The case was brought by the ACLU and the Center for Constitutional Rights (CCR) on behalf of family members of the victims killed in 2011 in Yemen: Anwar Al-Aulaqi, his 16-year-old son Abdulrahman, and Samir Khan.


The Obama administration admitted last year that it had killed the three, though the older Al-Aulaki, described as a senior AQAP leader and “intimately involved in detailed planning and putting in place plots against U.S. persons,” was the only of the three that was “specifically targeted.”

The rights groups had charged that Anwar Al-Aulaqi was put on the government’s “kill list,” and put there “without due process and without any effort to capture, arrest and try him.” Khan was traveling in the same vehicle and was killed the attack that targeted Anwar Al-Aulaki. Abdulrahman Al-Aulaki was killed in a separate drone strike that targeted another individual weeks later.

In her ruling delivered Friday, U.S. District Court Judge Rosemary Collyer dismissed the challenge to the constitutionality of the killings.

The officials named as defendants in the suit, including then-Defense Secretary Leon Panetta, “cannot be held personally responsible in monetary damages for conducting war.”

Though siding with the defendants, Collyer writes in her opinion: “The powers granted to the Executive and Congress to wage war and provide for national security does not give them carte blanche to deprive a U.S. citizen of his life without due process and without any judicial review.”
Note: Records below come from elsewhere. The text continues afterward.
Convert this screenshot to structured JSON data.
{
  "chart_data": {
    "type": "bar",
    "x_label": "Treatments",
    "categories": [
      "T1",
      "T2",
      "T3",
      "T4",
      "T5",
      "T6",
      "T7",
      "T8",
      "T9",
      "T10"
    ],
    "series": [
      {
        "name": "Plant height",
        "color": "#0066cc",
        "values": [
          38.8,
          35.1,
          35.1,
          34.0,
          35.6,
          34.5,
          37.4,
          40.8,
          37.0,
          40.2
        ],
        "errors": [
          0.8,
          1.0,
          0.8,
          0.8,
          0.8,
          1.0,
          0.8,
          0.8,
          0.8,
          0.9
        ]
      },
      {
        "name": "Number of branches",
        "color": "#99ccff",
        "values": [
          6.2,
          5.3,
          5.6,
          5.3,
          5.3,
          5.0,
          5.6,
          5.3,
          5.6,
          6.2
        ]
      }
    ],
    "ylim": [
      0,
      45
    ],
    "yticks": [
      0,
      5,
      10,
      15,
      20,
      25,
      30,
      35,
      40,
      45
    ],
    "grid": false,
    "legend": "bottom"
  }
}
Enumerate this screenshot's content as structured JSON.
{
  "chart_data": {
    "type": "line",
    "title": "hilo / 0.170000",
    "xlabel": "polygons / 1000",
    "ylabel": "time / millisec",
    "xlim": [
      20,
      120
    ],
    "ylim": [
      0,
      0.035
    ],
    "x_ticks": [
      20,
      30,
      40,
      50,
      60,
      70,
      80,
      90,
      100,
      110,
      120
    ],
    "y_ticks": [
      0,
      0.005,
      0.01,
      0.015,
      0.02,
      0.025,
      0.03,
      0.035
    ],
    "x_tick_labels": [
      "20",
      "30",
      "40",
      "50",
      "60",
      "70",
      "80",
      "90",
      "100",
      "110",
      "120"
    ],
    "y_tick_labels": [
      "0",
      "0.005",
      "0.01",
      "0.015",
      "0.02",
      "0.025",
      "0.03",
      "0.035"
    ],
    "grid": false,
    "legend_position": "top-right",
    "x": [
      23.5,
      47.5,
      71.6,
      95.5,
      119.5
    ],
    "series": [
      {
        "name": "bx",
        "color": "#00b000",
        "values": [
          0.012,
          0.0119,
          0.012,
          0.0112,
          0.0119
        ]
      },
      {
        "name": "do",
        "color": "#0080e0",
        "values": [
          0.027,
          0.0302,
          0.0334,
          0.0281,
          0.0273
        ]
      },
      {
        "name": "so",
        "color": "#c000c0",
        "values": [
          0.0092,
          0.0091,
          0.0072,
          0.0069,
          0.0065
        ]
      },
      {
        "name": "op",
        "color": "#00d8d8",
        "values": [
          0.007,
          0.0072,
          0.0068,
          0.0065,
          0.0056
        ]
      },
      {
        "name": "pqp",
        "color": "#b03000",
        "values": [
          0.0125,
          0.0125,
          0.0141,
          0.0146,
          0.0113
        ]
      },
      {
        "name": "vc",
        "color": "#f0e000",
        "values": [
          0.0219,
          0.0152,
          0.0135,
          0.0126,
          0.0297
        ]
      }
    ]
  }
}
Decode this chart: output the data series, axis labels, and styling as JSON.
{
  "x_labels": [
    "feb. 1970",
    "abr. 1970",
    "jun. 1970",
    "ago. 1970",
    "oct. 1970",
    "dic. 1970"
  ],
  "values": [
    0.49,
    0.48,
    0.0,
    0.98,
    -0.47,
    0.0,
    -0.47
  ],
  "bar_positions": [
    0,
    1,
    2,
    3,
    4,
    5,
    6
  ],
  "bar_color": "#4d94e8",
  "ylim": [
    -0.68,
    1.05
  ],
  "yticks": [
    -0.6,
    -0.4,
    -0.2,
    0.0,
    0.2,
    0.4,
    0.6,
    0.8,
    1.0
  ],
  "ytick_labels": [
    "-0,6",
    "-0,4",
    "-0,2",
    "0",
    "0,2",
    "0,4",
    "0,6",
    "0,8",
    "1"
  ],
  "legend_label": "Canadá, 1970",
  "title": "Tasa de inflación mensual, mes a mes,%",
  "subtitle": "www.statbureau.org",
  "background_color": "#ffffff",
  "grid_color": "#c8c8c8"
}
Collyer states that the victims’ Fourth Amendment rights were not violated because they were not “seized,” they were killed, because “[u]nmanned drones are functionally incapable of ‘seizing’ a person; they are designed to kill, not capture.”

The Fifth Amendment violation does not apply to the younger Al-Aulaki or Khan, as they were not deliberately targeted, she writes, explaining that it was “negligence” that they were harmed as bystanders. “Mere negligence does not give rise to a constitutional deprivation,” she states in her opinion.

For Anwar Al-Aulaki’s due process rights’ violations, Collyer writes that “the Court finds no available remedy under U.S. law for this claim.”